Novel Mesothelioma Chemo Delivery Technique: Liposomal Pemetrexed

When your mesothelioma doctor starts you on chemotherapy, the drug cocktail you take may include pemetrexed.

Pemetrexed is a pretty good therapeutic agent but it packs some unpleasant side effects.

Now, a research team from Japan appears to have developed a method to make pemetrexed work better against mesothelioma and perhaps with less discomfort.

The researchers’ technique involves encapsulating pemetrexed within a liposome bubble.

Liposomes are lab-made cells consisting of two outer layers and a hollow center — a bubble, in other words.

Scientists often fill the empty center of the bubble with various drugs. The loaded liposome then is used as a vehicle for delivering the drug directly to a designated cell target.

The liposome is outfitted with specific receptors that make sure it can find and attach itself to only the target cell.

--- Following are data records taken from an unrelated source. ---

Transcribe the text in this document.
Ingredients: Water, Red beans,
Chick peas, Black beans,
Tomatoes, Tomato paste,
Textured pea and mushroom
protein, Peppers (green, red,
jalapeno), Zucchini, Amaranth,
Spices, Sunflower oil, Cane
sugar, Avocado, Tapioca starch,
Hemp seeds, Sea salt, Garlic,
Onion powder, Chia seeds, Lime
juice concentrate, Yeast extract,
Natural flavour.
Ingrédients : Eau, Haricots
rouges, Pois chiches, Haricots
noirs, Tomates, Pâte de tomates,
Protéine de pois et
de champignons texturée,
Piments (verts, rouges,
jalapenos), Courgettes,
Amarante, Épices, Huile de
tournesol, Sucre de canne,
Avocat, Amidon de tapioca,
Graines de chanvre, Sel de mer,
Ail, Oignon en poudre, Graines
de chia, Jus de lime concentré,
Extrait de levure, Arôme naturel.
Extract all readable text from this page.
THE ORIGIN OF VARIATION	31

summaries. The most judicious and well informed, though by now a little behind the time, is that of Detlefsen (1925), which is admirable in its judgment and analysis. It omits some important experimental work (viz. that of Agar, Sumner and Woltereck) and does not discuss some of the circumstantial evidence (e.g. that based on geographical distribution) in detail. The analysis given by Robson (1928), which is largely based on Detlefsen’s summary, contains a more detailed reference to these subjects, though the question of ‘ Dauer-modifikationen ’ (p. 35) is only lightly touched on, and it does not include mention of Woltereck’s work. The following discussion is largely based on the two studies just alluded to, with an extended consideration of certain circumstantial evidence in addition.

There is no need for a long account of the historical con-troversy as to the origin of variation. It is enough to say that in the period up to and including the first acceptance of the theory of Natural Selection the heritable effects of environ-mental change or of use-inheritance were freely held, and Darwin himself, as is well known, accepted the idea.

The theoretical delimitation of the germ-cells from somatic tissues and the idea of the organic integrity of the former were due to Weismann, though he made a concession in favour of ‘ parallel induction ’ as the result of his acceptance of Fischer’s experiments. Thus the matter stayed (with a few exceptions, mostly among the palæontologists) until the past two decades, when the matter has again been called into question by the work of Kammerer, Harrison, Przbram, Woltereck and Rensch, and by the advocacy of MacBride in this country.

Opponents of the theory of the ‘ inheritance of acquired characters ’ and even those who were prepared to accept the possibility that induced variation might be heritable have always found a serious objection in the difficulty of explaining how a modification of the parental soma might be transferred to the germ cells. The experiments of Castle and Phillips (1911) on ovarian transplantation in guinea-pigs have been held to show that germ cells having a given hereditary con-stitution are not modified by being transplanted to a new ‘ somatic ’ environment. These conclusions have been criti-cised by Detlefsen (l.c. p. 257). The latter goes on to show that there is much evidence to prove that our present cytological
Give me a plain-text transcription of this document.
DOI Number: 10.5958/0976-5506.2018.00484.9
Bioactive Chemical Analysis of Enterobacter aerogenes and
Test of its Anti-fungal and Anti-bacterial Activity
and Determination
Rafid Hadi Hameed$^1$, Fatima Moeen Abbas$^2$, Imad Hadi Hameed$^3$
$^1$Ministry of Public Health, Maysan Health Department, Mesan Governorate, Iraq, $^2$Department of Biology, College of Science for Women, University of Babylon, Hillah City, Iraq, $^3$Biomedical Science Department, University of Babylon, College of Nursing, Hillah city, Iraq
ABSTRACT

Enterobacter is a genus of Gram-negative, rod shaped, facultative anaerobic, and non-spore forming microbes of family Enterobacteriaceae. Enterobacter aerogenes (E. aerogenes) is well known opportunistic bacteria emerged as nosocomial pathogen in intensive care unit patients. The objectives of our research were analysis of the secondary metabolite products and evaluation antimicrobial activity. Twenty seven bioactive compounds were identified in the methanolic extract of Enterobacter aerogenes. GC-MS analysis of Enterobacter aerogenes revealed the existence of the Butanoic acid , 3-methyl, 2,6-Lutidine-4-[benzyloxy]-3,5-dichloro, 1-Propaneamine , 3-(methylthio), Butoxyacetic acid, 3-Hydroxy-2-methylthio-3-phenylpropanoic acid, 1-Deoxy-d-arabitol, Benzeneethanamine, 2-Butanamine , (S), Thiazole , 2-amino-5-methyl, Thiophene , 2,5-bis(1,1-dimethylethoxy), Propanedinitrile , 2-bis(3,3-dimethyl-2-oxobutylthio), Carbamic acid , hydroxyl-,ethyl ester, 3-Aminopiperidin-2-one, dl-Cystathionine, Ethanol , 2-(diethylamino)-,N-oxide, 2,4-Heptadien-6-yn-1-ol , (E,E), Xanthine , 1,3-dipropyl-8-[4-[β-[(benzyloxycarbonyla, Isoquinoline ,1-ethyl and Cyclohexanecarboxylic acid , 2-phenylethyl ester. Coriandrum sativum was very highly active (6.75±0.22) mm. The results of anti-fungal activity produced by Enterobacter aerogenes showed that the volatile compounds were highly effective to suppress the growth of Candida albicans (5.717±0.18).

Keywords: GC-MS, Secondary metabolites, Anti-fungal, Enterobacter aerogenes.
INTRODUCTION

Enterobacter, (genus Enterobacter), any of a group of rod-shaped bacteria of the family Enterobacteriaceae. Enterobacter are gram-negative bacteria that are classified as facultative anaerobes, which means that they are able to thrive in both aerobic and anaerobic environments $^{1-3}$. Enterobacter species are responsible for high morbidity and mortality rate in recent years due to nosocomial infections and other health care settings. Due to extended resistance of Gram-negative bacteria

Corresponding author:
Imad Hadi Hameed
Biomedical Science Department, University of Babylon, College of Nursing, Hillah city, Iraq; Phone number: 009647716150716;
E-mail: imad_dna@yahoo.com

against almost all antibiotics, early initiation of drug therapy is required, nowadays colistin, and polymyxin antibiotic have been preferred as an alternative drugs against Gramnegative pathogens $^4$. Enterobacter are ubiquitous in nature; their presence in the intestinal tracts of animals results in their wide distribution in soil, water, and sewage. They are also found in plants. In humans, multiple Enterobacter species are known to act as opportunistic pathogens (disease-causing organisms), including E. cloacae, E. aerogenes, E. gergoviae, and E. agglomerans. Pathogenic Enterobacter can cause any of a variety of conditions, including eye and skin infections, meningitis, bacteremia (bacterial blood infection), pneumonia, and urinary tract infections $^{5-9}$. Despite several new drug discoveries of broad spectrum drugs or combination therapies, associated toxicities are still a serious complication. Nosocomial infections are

In this case, the target is mesothelioma.

Liposomal Pemetrexed Tested on Mesothelioma

Writing in a recent issue of the journal Biological and Pharmaceutical Bulletin, the researchers lamented that pemetrexed – whether used alone or with platinum analogs — typically can’t reach the tumor in sufficient concentrations to do as much good as it could.

Since liposomal encapsulation of other drugs has been shown in the past to improve effectiveness against other diseases, the researchers thought they’d try out the technique with pemetrexed.

Step One involved testing for the best type of liposome to use. They come in two types – one is classified as fluid, the other as solid.

The researchers found that the fluid version worked very well, but the solid type did not.

They wrote that the way the pemetrexed was released from the fluid version upon delivery to the target was notably efficient – so much so that it resulted in potent cytotoxicity against the MSTO-211H cell line of mesothelioma.

At least it did in lab dishes, which is where all this experimenting occurred.

By contrast, the solid type of liposome tended to cling onto the pemetrexed within and thereby prevented cytotoxicity from taking place.

The researchers also discovered that the process of loading pemetrexed into the individual liposomes was made significantly easier if the liposomes’ membranes contained cholesterol.

Liposomes between 50 nanometers and 150 nanometers appear to be the ideal size for carrying pemetrexed, they determined.

Popular Mesothelioma Chemotherapy Drug

Pemetrexed is a popular mesothelioma chemotherapy drug because it can attack a cell at more than one point of vulnerability, the researchers explained.

Specifically, it can target at least three different enzymes involved in the synthesis of purine and pyrimidine, which mesothelioma cells need in order to function.

That gives pemetrexed a big advantage over other mesothelioma chemotherapy drugs such as methotrexate, which can only attack one enzyme involved in making purine and pyrimidine.

But the advantage is lost because pemetrexed can’t reach those enzyme targets in sufficient quantity when delivered the usual way – by infusion, for example.

The researchers are convinced now that use of a liposome delivery system can restore that advantage.

And as a bonus, “liposomal systems allow increased preferential accumulation of the encapsulated agent in tumor site with a concomitant decrease in the extent and types of non-specific toxicities,” they wrote.

The researchers are from the University of Tokushima. Their article is entitled, “Liposomal Pemetrexed: Formulation, Characterization and In Vitro Cytotoxicity Studies for Effective Management of Malignant Pleural Mesothelioma.”